Agapito enfiló montaña arriba a galope. Tomás le siguió con los ojos y miró lo árboles intentando enterarse bien de la llegada de la primavera. Todo muy bonito, sí, pero cuando uno nace con una mente que no puede callar ni un momento, la contemplación es imposible. Algunas veces se había preguntado si sería cierto que existía el silencio. La pregunta conseguía callarle unos segundos. Agapito volvió a bajar a toda carrera y Tomás predijo con certeza que iba a frenar con las patas en su pecho. Abrió las piernas para afincarlas en el césped. Se acordó del bastón. -Ya sé lo que vamos a hacer –le dijo al perro quitándose sus patas del pecho. Vamos al pueblo a comprar un bastón. ¿Quieres venir? Tomás fue hacia la casa. -¿Adónde va? –preguntó Lidia desde una ventana del segundo piso. -A buscar las cadena de Agapito. -Se espera. Ya se la doy yo. Entre los dos me van a llenar el suelo de fango. Tomás miró al perro buscando complicidad. -Ni se te ocurra entrar. Está de mala leche –le dijo. –Después de todo, no es un día tan raro. ¿Por qué iba a serlo? Lidia salió con la cadena del perro.

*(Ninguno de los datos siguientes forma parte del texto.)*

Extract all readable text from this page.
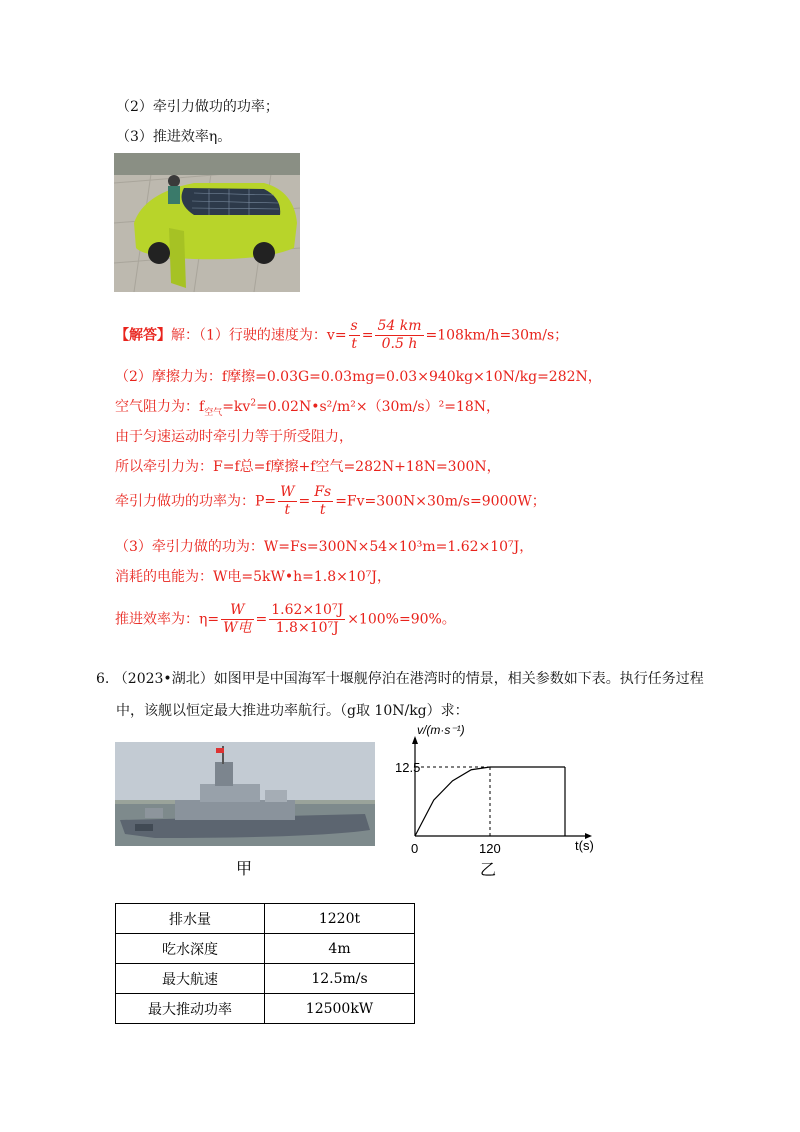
（2）牵引力做功的功率；
（3）推进效率η。
【解答】解：（1）行驶的速度为：$v= \frac{s}{t} = \frac{54 km}{0.5 h} =108km/h=30m/s$；
（2）摩擦力为：f摩擦=0.03G=0.03mg=0.03×940kg×10N/kg=282N，
空气阻力为：$f_{空气}=kv^2=0.02N•s^2/m^2\times(30m/s)^2=18N$，
由于匀速运动时牵引力等于所受阻力，
所以牵引力为：F=f总=f摩擦+f空气=282N+18N=300N，
牵引力做功的功率为：$P= \frac{W}{t} = \frac{Fs}{t} =Fv=300N\times 30m/s=9000W$；
（3）牵引力做的功为：W=Fs=300N×54×10³m=1.62×10⁷J，
消耗的电能为：W电=5kW•h=1.8×10⁷J，
推进效率为：$\eta= \frac{W}{\text{W电}} = \frac{\text{1.62×10⁷J}}{\text{1.8×10⁷J}} \times 100\%=90\%$。
6. （2023•湖北）如图甲是中国海军十堰舰停泊在港湾时的情景，相关参数如下表。执行任务过程
中，该舰以恒定最大推进功率航行。（g取 10N/kg）求：
甲
12.5
0	120
v/(m·s⁻¹)
t(s)
乙
排水量	1220t
吃水深度	4m
最大航速	12.5m/s
最大推动功率	12500kW
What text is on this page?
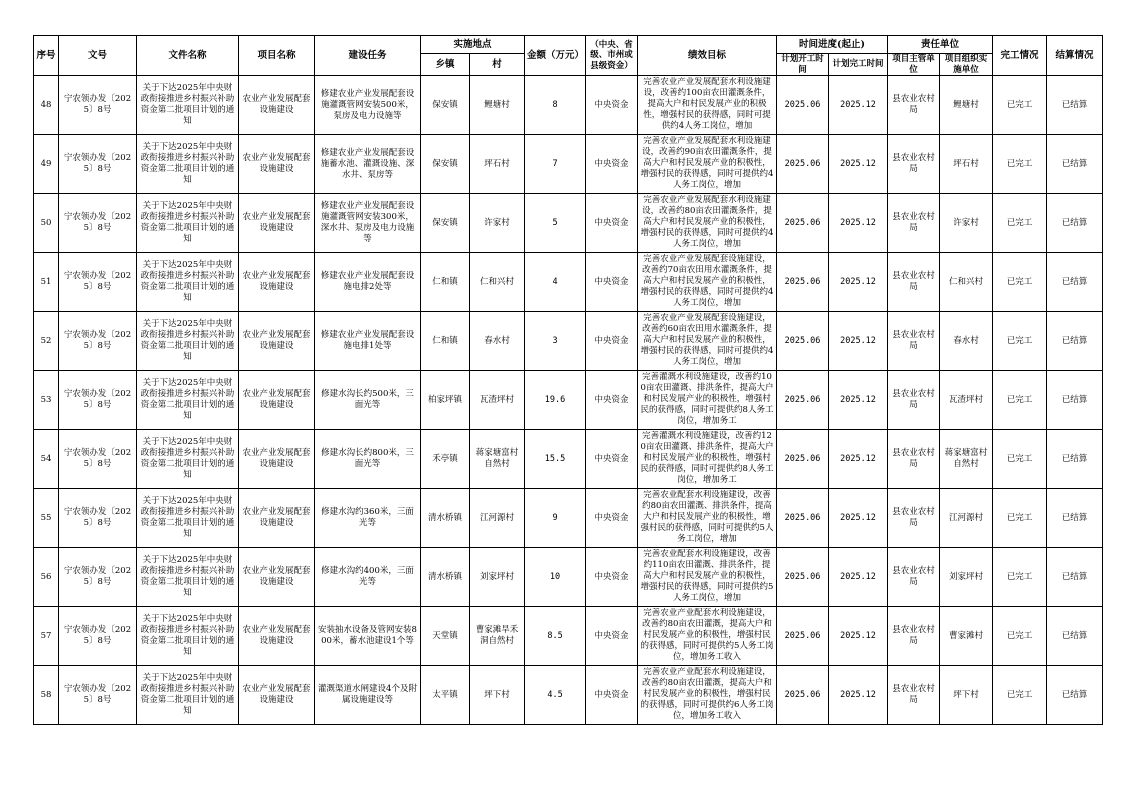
序号	文号	文件名称	项目名称	建设任务	实施地点		金额（万元）	（中央、省级、市州或县级资金）	绩效目标	时间进度(起止)		责任单位		完工情况	结算情况
					乡镇	村				计划开工时间	计划完工时间	项目主管单位	项目组织实施单位		
48	宁农领办发〔2025〕8号	关于下达2025年中央财政衔接推进乡村振兴补助资金第二批项目计划的通知	农业产业发展配套设施建设	修建农业产业发展配套设施灌溉管网安装500米，泵房及电力设施等	保安镇	鲤塘村	8	中央资金	完善农业产业发展配套水利设施建设，改善约100亩农田灌溉条件，提高大户和村民发展产业的积极性，增强村民的获得感，同时可提供约4人务工岗位，增加	2025.06	2025.12	县农业农村局	鲤塘村	已完工	已结算
49	宁农领办发〔2025〕8号	关于下达2025年中央财政衔接推进乡村振兴补助资金第二批项目计划的通知	农业产业发展配套设施建设	修建农业产业发展配套设施蓄水池、灌溉设施、深水井、泵房等	保安镇	坪石村	7	中央资金	完善农业产业发展配套水利设施建设，改善约90亩农田灌溉条件，提高大户和村民发展产业的积极性，增强村民的获得感，同时可提供约4人务工岗位，增加	2025.06	2025.12	县农业农村局	坪石村	已完工	已结算
50	宁农领办发〔2025〕8号	关于下达2025年中央财政衔接推进乡村振兴补助资金第二批项目计划的通知	农业产业发展配套设施建设	修建农业产业发展配套设施灌溉管网安装300米，深水井、泵房及电力设施等	保安镇	许家村	5	中央资金	完善农业产业发展配套水利设施建设，改善约80亩农田灌溉条件，提高大户和村民发展产业的积极性，增强村民的获得感，同时可提供约4人务工岗位，增加	2025.06	2025.12	县农业农村局	许家村	已完工	已结算
51	宁农领办发〔2025〕8号	关于下达2025年中央财政衔接推进乡村振兴补助资金第二批项目计划的通知	农业产业发展配套设施建设	修建农业产业发展配套设施电排2处等	仁和镇	仁和兴村	4	中央资金	完善农业产业发展配套设施建设，改善约70亩农田用水灌溉条件，提高大户和村民发展产业的积极性，增强村民的获得感，同时可提供约4人务工岗位，增加	2025.06	2025.12	县农业农村局	仁和兴村	已完工	已结算
52	宁农领办发〔2025〕8号	关于下达2025年中央财政衔接推进乡村振兴补助资金第二批项目计划的通知	农业产业发展配套设施建设	修建农业产业发展配套设施电排1处等	仁和镇	春水村	3	中央资金	完善农业产业发展配套设施建设，改善约60亩农田用水灌溉条件，提高大户和村民发展产业的积极性，增强村民的获得感，同时可提供约4人务工岗位，增加	2025.06	2025.12	县农业农村局	春水村	已完工	已结算
53	宁农领办发〔2025〕8号	关于下达2025年中央财政衔接推进乡村振兴补助资金第二批项目计划的通知	农业产业发展配套设施建设	修建水沟长约500米，三面光等	柏家坪镇	瓦渣坪村	19.6	中央资金	完善灌溉水利设施建设，改善约100亩农田灌溉、排洪条件，提高大户和村民发展产业的积极性，增强村民的获得感，同时可提供约8人务工岗位，增加务工	2025.06	2025.12	县农业农村局	瓦渣坪村	已完工	已结算
54	宁农领办发〔2025〕8号	关于下达2025年中央财政衔接推进乡村振兴补助资金第二批项目计划的通知	农业产业发展配套设施建设	修建水沟长约800米，三面光等	禾亭镇	蒋家塘富村自然村	15.5	中央资金	完善灌溉水利设施建设，改善约120亩农田灌溉、排洪条件，提高大户和村民发展产业的积极性，增强村民的获得感，同时可提供约8人务工岗位，增加务工	2025.06	2025.12	县农业农村局	蒋家塘富村自然村	已完工	已结算
55	宁农领办发〔2025〕8号	关于下达2025年中央财政衔接推进乡村振兴补助资金第二批项目计划的通知	农业产业发展配套设施建设	修建水沟约360米，三面光等	清水桥镇	江河源村	9	中央资金	完善农业配套水利设施建设，改善约80亩农田灌溉、排洪条件，提高大户和村民发展产业的积极性，增强村民的获得感，同时可提供约5人务工岗位，增加	2025.06	2025.12	县农业农村局	江河源村	已完工	已结算
56	宁农领办发〔2025〕8号	关于下达2025年中央财政衔接推进乡村振兴补助资金第二批项目计划的通知	农业产业发展配套设施建设	修建水沟约400米，三面光等	清水桥镇	刘家坪村	10	中央资金	完善农业配套水利设施建设，改善约110亩农田灌溉、排洪条件，提高大户和村民发展产业的积极性，增强村民的获得感，同时可提供约5人务工岗位，增加	2025.06	2025.12	县农业农村局	刘家坪村	已完工	已结算
57	宁农领办发〔2025〕8号	关于下达2025年中央财政衔接推进乡村振兴补助资金第二批项目计划的通知	农业产业发展配套设施建设	安装抽水设备及管网安装800米，蓄水池建设1个等	天堂镇	曹家滩旱禾洞自然村	8.5	中央资金	完善农业产业配套水利设施建设，改善约80亩农田灌溉，提高大户和村民发展产业的积极性，增强村民的获得感，同时可提供约5人务工岗位，增加务工收入	2025.06	2025.12	县农业农村局	曹家滩村	已完工	已结算
58	宁农领办发〔2025〕8号	关于下达2025年中央财政衔接推进乡村振兴补助资金第二批项目计划的通知	农业产业发展配套设施建设	灌溉渠道水闸建设4个及附属设施建设等	太平镇	坪下村	4.5	中央资金	完善农业产业配套水利设施建设，改善约80亩农田灌溉，提高大户和村民发展产业的积极性，增强村民的获得感，同时可提供约6人务工岗位，增加务工收入	2025.06	2025.12	县农业农村局	坪下村	已完工	已结算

Agapito le saltó encima de

alegría. El gato se despertó y entró en la casa como una exhalación,


maullando. Lidia empujó al perro y siguió al gato empezando la sempiterna pelea con él. -La madre que te parió, gato jodón. Tomás le puso la cadena a Agapito y la soltó para que el perro fuera a la suya sin tirarle al suelo. -Vaya día, abuela, papa –le dijo a la roca. –No es que sea malo. No me puedo quejar. Pero parece que un espíritu burlón quisiera revolucionarlo todo. Agapito le esperaba arañando la verja de la entrada.